Publications de nos chercheuses et chercheurs

The objective of this work is to study the effects of air intake position on the burning behaviour of liquid pool inside a compartment mechanically ventilated thanks to an exhaust fan. We analysed notably the key issue relevant to the vaporization process at the fuel surface which depends on the external heat feedback and controls the heat release rate. Results indicated that this external flux, which is the sum of radiant heat fluxes from hot gases and compartment internal surfaces, can have a significant contribution to the radiant heat transmitted to the fuel surface. This contribution will depend on air intake position, fuel parameters and on the characteristic length scale of the enclosure.
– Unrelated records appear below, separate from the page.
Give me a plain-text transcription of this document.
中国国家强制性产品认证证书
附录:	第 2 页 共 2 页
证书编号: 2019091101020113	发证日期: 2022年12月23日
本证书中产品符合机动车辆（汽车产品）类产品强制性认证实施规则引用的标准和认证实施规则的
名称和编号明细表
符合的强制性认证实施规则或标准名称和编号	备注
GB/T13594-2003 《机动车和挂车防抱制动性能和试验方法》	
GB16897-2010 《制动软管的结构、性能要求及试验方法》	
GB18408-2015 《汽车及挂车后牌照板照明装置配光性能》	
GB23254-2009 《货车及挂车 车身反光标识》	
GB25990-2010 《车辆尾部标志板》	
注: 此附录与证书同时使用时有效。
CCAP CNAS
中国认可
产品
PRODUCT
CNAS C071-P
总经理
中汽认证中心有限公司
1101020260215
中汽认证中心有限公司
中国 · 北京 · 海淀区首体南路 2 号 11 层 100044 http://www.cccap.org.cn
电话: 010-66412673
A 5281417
With an air intake duct in high position, the heat flux from walls seems to be blocked by the smoke present in the compartment, whereas with air intake in low position, the pool fire is subject to nonnegligible radiation from both the compartment surfaces and hot gases, even if oxygen concentration decreases close to the pool and reaches a low value representative of underventilated fires. These observations were made for heptane fires inside a reduced scale enclosure with a length/height and width of 2 m, and with different pan diameters and Air Change Per Hour (ACPH). These observations were allowed thanks to measurements of radiant heat fluxes, fuel Mass Loss Rate (MLR), oxygen concentration and temperature. It is also shown that when the air inlet duct is located in the upper part, poor air circulation is observed in the room and the oxygen level in the vicinity of the fire location is insufficient. This results in fire extinction due to a lack of oxygen. On the other hand, a low inlet duct enhances air circulation in the compartment, facilitating air supply towards the burning liquid pool; in this case, fire is extinguished by lack of fuel after a well established steady state phase. Results show that the MLR is always greater when the air enters by the lower part of the room, regardless of the oxygen concentration around the flame. Therefore, air intake position influences burning behaviour by influencing heat feedback to the liquid fuel surface and availability of sufficient oxygen. Furthermore, a rise of ACPH logically results in an increase of MLR.